All of the “should nots”coming together into one big “is happening” challenged difference in a beautiful way last night. He sang about the usual-love, sex, heartache, pain, loss, and joy. Shears sings these songs from his subjectivity of gay whiteness. My gay blackness, often stigmatized BY gay whiteness, somehow felt recognized by the coming together of the many “should nots” in the room. So often our camps circle the wagons in identity politics, and rightly so, but last night the room was seduced into the agency of queer white pop stardom. He delivered each song right to the heart of me and it gave me hope.

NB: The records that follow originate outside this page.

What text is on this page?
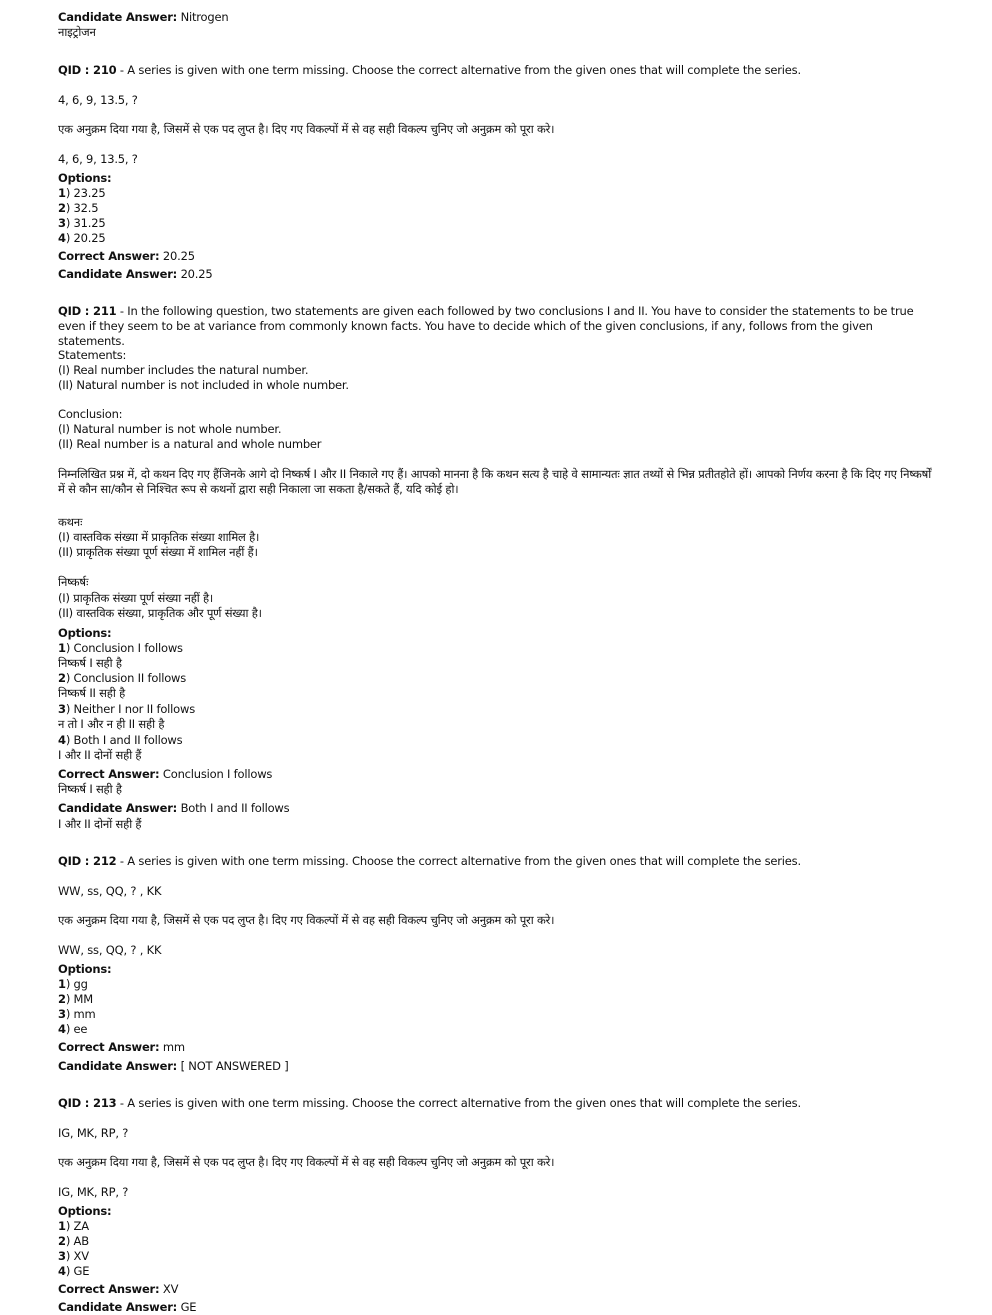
Candidate Answer: Nitrogen
नाइट्रोजन
QID : 210 - A series is given with one term missing. Choose the correct alternative from the given ones that will complete the series.
4, 6, 9, 13.5, ?
एक अनुक्रम दिया गया है, जिसमें से एक पद लुप्त है। दिए गए विकल्पों में से वह सही विकल्प चुनिए जो अनुक्रम को पूरा करे।
4, 6, 9, 13.5, ?
Options:
1) 23.25
2) 32.5
3) 31.25
4) 20.25
Correct Answer: 20.25
Candidate Answer: 20.25
QID : 211 - In the following question, two statements are given each followed by two conclusions I and II. You have to consider the statements to be true even if they seem to be at variance from commonly known facts. You have to decide which of the given conclusions, if any, follows from the given statements.
Statements:
(I) Real number includes the natural number.
(II) Natural number is not included in whole number.
Conclusion:
(I) Natural number is not whole number.
(II) Real number is a natural and whole number
निम्नलिखित प्रश्न में, दो कथन दिए गए हैंजिनके आगे दो निष्कर्ष I और II निकाले गए हैं। आपको मानना है कि कथन सत्य है चाहे वे सामान्यतः ज्ञात तथ्यों से भिन्न प्रतीतहोते हों। आपको निर्णय करना है कि दिए गए निष्कर्षों में से कौन सा/कौन से निश्चित रूप से कथनों द्वारा सही निकाला जा सकता है/सकते हैं, यदि कोई हो।
कथनः
(I) वास्तविक संख्या में प्राकृतिक संख्या शामिल है।
(II) प्राकृतिक संख्या पूर्ण संख्या में शामिल नहीं हैं।
निष्कर्षः
(I) प्राकृतिक संख्या पूर्ण संख्या नहीं है।
(II) वास्तविक संख्या, प्राकृतिक और पूर्ण संख्या है।
Options:
1) Conclusion I follows
निष्कर्ष I सही है
2) Conclusion II follows
निष्कर्ष II सही है
3) Neither I nor II follows
न तो I और न ही II सही है
4) Both I and II follows
I और II दोनों सही हैं
Correct Answer: Conclusion I follows
निष्कर्ष I सही है
Candidate Answer: Both I and II follows
I और II दोनों सही हैं
QID : 212 - A series is given with one term missing. Choose the correct alternative from the given ones that will complete the series.
WW, ss, QQ, ? , KK
एक अनुक्रम दिया गया है, जिसमें से एक पद लुप्त है। दिए गए विकल्पों में से वह सही विकल्प चुनिए जो अनुक्रम को पूरा करे।
WW, ss, QQ, ? , KK
Options:
1) gg
2) MM
3) mm
4) ee
Correct Answer: mm
Candidate Answer: [ NOT ANSWERED ]
QID : 213 - A series is given with one term missing. Choose the correct alternative from the given ones that will complete the series.
IG, MK, RP, ?
एक अनुक्रम दिया गया है, जिसमें से एक पद लुप्त है। दिए गए विकल्पों में से वह सही विकल्प चुनिए जो अनुक्रम को पूरा करे।
IG, MK, RP, ?
Options:
1) ZA
2) AB
3) XV
4) GE
Correct Answer: XV
Candidate Answer: GE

If this gay white man, shaking his butt in a one piece and rattling my soul with his words of love could move me and this whole room of intersections then maybe there is a chance for dialogue and communication between us outside of this space. The current climate of silos and shouting outside of them must end. The audacity of Jake Shears’ whiteness was harnessed to bring us together onstage and in the crowd. In a way that was allyship last evening, an act of self care projected out towards us. He expressed his deep affection for Louisville, which he has made his home for the near past, as he worked on this album.
Last night a DJ saved my life (shoutout to DJ Tai) but a white, cis-gender gay male saved my hope for tomorrow.